Michałowi Pawińskiemu z Towarzystwa Miłośników Lwowa i Kresów Południowo-Wschodnich udało się już zgromadzić kilkaset książek. Przekazało je Stowarzyszenie im. Świętego Ojca Pio w Radomiu. - Ja zaproponowałem, że te książki można przekazać osobom, które by ich potrzebowały. Myślałem tutaj o Polakach na dawnych Kresach. Propozycja spotkała się z miłym przyjęciem – mówi Michał Pawiński z Towarzystwa Miłośników Lwowa i Kresów Południowo-Wschodnichw Radomiu.
Akcją zbierania książek dla Polaków mieszkających na Białorusi, zainteresował się także radomski poseł ugrupowania Kukiz '15, Robert Mordak. - Bardzo często zdarza się tak, że zapominamy o książkach, które posiadamy i kupujemy je drugi, czy trzeci raz.
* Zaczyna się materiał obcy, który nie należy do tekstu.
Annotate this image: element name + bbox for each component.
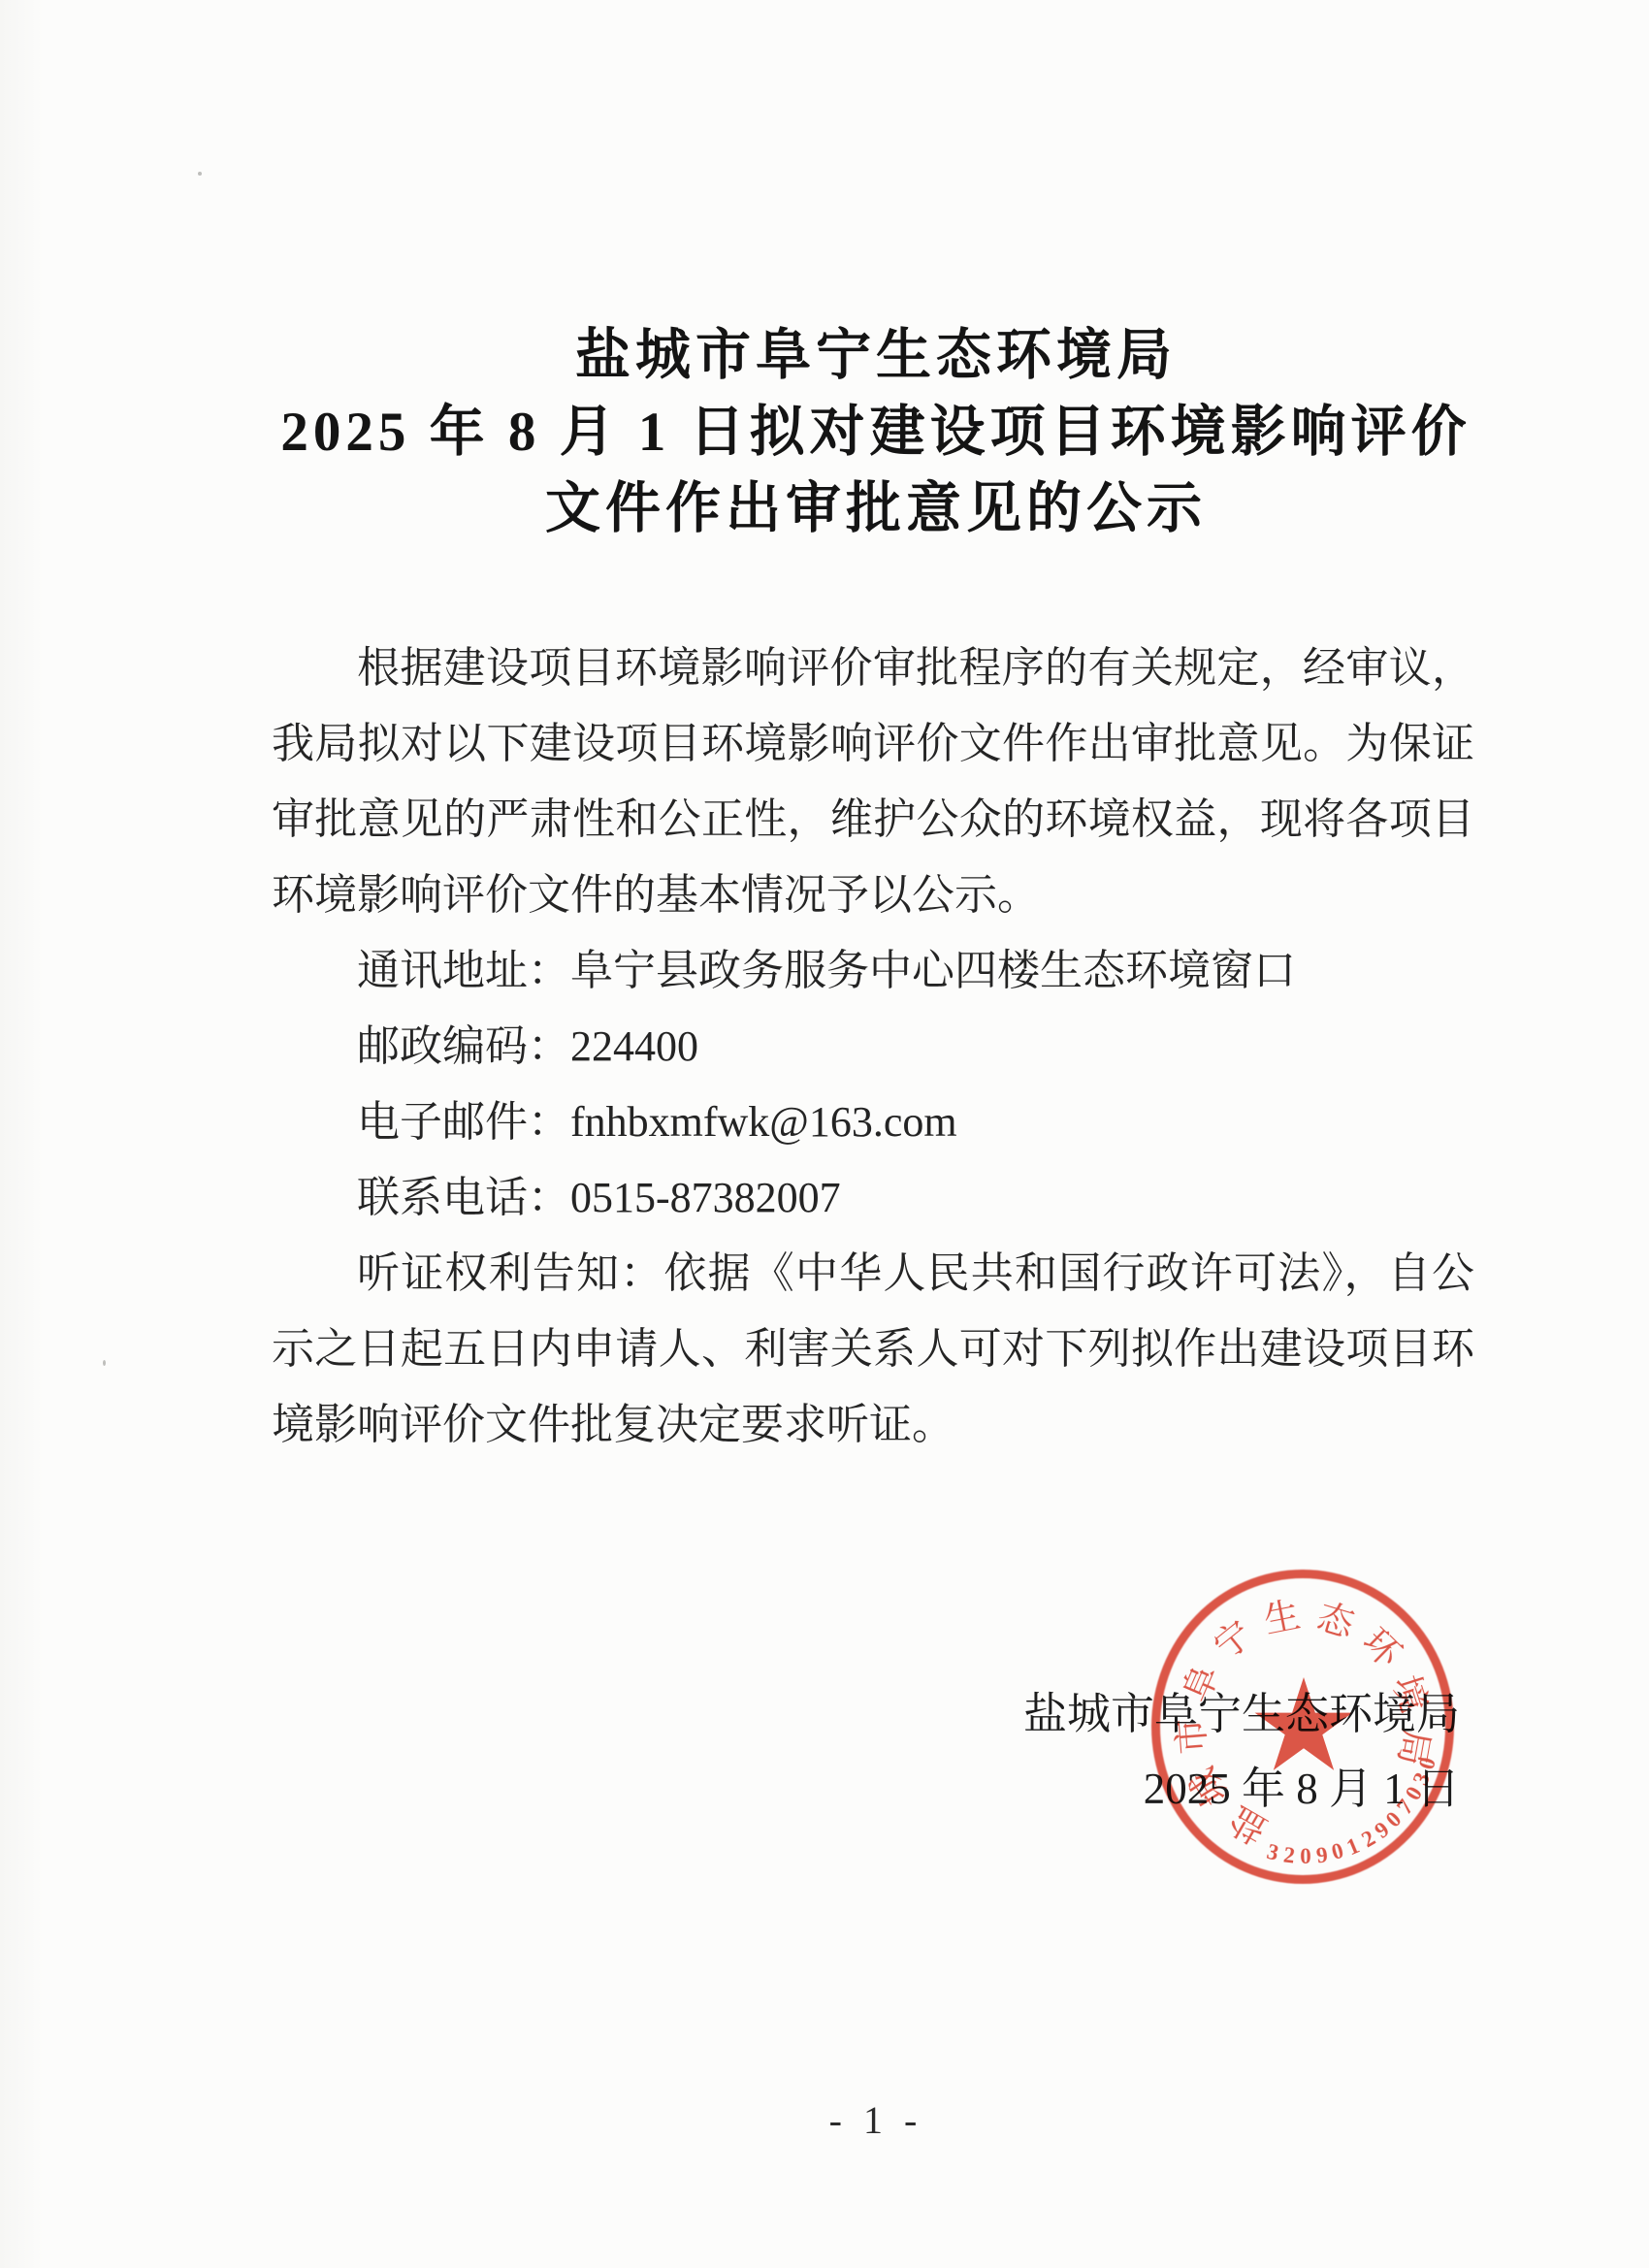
document-title: 盐城市阜宁生态环境局 2025 年 8 月 1 日拟对建设项目环境影响评价 文件…: [272, 317, 1480, 547]
contact-address-value: 阜宁县政务服务中心四楼生态环境窗口: [570, 947, 1296, 994]
phone-line: 联系电话：0515-87382007: [272, 1160, 1474, 1236]
postal-code-line: 邮政编码：224400: [272, 1009, 1474, 1085]
contact-address-line: 通讯地址：阜宁县政务服务中心四楼生态环境窗口: [272, 933, 1474, 1009]
title-line-1: 盐城市阜宁生态环境局: [272, 317, 1480, 394]
intro-paragraph: 根据建设项目环境影响评价审批程序的有关规定，经审议，我局拟对以下建设项目环境影响…: [272, 631, 1474, 933]
document-body: 根据建设项目环境影响评价审批程序的有关规定，经审议，我局拟对以下建设项目环境影响…: [272, 631, 1474, 1463]
scan-speck: [198, 172, 202, 176]
postal-code-label: 邮政编码：: [357, 1022, 570, 1070]
hearing-paragraph: 听证权利告知：依据《中华人民共和国行政许可法》，自公示之日起五日内申请人、利害关…: [272, 1236, 1474, 1463]
email-label: 电子邮件：: [357, 1098, 570, 1146]
phone-value: 0515-87382007: [570, 1174, 841, 1221]
email-line: 电子邮件：fnhbxmfwk@163.com: [272, 1085, 1474, 1160]
title-line-2: 2025 年 8 月 1 日拟对建设项目环境影响评价: [272, 394, 1480, 470]
email-value: fnhbxmfwk@163.com: [570, 1098, 957, 1146]
signature-block: 盐城市阜宁生态环境局 2025 年 8 月 1 日: [1023, 1677, 1460, 1827]
contact-address-label: 通讯地址：: [357, 947, 570, 994]
phone-label: 联系电话：: [357, 1174, 570, 1221]
postal-code-value: 224400: [570, 1022, 698, 1070]
signature-date: 2025 年 8 月 1 日: [1023, 1752, 1460, 1827]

Może to jest właśnie bardzo dobra okazja, żeby te księgozbiory przejrzeć i przynajmniej te książki, które się dublują przekazać – mówi Robert Mordak, poseł Kukiz '15.
Książki, które trafią na Białoruś będą rozprowadzane przez Polską Macierz Szkolną w Witebsku. Kontakt z nią nawiązał Michał Pawiński z Towarzystwa Miłośników Lwowa i Kresów Południowo-Wschodnich. Transport zorganizuje poseł Robert Mordak. - Ja ze strony biura zapewnię transport tych książek. Będzie można tutaj przychodzić i je zostawiać. Pan dyrektor jest tu codziennie i będziemy za każdą pomoc bardzo wdzięczni – dodaje poseł Robert Mordak.
Akcja zbierania książek dla Polaków mieszkających na Białorusi potrwa do końca sierpnia.